Saya tidak langsung menjawabnya
karena masih mencari jawaban yang tepat tadi. Sembari ingin melihat lebih lama ekspresi
wajah istri saya yang penasaran. Ia menatap saya lekat-lekat—sebuah ekspresi
yang menanti hal yang sangat penting.
“Karenaa... aku... sayang....
kamu” ucap saya seketika. Sembali saya memegang tangan istri saya yang sedang
memegang pulpen.
“Iihhh...” ucap istri saya sambil
mencubit perut saya. Ia pun tersenyum malu seperti kehabisan kata-kata untuk
diucapkan.
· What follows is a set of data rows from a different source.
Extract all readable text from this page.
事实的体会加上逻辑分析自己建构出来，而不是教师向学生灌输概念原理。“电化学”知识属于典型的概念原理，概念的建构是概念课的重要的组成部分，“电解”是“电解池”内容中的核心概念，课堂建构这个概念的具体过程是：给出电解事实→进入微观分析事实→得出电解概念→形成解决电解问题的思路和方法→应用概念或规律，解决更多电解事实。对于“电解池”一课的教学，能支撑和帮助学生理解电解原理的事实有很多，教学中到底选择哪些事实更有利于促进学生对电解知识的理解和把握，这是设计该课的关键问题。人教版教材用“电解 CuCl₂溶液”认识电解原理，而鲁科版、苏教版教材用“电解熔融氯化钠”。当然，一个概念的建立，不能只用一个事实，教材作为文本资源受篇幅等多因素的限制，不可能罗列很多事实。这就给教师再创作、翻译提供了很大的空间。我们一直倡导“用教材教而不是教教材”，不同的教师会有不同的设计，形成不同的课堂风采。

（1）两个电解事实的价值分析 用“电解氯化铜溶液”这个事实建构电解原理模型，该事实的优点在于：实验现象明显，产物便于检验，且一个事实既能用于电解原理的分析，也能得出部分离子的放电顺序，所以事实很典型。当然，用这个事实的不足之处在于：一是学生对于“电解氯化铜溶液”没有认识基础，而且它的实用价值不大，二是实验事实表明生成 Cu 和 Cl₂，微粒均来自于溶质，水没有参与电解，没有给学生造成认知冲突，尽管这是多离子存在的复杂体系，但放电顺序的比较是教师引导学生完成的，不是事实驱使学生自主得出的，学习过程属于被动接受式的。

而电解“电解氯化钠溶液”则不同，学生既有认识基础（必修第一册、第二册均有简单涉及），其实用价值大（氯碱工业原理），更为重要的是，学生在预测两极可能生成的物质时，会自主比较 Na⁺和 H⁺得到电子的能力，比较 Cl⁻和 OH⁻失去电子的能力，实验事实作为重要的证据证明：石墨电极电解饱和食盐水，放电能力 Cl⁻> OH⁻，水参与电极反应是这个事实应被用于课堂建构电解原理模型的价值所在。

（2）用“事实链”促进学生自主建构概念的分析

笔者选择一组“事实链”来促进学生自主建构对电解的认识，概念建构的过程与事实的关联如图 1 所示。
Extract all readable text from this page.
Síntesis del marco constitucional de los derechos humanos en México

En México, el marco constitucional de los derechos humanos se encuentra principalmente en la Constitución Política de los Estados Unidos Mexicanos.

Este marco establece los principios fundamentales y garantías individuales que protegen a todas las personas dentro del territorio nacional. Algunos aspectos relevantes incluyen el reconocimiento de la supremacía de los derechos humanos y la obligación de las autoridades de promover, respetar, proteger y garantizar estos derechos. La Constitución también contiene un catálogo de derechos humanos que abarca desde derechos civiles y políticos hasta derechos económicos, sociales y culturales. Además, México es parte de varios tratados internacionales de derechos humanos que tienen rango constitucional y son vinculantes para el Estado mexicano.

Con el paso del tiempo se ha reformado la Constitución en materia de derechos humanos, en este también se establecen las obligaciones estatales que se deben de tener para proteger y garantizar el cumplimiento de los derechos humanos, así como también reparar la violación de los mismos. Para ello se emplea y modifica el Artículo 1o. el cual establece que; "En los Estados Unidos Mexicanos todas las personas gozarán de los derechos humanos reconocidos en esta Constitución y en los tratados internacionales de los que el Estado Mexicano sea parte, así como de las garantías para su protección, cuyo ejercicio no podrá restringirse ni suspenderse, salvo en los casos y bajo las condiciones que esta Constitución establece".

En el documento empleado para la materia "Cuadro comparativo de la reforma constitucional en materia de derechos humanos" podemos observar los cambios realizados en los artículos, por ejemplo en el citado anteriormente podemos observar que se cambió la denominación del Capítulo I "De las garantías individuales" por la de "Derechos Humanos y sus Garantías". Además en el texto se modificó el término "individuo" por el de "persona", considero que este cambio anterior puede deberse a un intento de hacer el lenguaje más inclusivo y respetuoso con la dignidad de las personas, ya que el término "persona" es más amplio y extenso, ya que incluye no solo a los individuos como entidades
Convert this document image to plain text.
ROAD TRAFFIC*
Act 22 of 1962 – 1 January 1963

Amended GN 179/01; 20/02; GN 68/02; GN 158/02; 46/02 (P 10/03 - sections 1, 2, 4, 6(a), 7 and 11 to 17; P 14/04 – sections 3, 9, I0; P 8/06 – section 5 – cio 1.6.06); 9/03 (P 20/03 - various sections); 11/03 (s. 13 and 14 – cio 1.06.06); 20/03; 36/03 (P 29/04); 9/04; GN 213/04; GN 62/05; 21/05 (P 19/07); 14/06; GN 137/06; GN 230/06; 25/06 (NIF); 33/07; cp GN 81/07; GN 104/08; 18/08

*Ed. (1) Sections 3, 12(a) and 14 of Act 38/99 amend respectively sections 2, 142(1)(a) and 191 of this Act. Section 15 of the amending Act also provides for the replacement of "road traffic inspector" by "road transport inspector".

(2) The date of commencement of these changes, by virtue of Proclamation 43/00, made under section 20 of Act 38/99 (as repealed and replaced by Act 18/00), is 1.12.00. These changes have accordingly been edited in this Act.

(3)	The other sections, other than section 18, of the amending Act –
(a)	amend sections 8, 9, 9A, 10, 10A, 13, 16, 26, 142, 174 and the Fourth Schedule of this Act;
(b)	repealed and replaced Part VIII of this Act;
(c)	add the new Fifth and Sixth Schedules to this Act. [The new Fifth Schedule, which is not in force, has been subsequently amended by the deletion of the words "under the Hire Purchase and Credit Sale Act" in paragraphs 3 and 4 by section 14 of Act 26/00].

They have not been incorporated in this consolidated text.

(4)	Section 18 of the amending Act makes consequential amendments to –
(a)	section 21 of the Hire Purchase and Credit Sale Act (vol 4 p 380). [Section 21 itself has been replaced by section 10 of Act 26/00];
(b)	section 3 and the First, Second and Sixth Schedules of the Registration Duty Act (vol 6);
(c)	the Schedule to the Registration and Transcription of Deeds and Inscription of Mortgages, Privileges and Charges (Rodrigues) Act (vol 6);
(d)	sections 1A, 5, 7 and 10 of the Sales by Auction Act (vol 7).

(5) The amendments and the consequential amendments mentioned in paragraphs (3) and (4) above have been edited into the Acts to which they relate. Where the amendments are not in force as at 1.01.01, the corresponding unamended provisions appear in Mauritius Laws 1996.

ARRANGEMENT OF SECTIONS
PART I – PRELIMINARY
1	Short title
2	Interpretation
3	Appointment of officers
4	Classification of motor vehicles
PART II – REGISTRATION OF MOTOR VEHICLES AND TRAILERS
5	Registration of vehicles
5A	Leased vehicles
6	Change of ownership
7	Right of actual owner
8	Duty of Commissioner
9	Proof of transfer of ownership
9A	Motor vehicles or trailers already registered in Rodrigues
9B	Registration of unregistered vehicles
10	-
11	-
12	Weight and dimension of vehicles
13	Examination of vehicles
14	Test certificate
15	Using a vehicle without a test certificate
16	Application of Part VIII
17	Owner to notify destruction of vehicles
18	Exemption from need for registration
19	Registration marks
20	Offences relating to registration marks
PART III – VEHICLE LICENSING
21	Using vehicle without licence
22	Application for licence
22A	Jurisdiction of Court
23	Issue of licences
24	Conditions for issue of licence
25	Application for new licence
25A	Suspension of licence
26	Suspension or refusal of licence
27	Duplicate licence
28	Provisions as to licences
Kami pun menikmati makan siang dengan berseri-seri.
Hakikatnya, saya masih belajar
untuk menjadi suami dan ayah yang baik terhadap keluarga mungil yang baru saya
jalani hampir satu tahun ini. Bahwa dengan hidup berumah tangga, semacam
memberikan banyak waktu luang bagi saya untuk bisa belajar dalam tiap rangkaian
hidup yang dilalui. Berkeluarga adalah proses membagi segala hal—senang, susah,
bahagia, sedih dan sebagainya. Yang menyebkan hidup selalu bisa menemukan muara
untuk bisa merefleksi—dalam kebersamaan. Percayalah, kadang-kadang menikah dan
berkeluarga itu seperti memberi efek sistemik yang tidak bisa kita sangka-sangka.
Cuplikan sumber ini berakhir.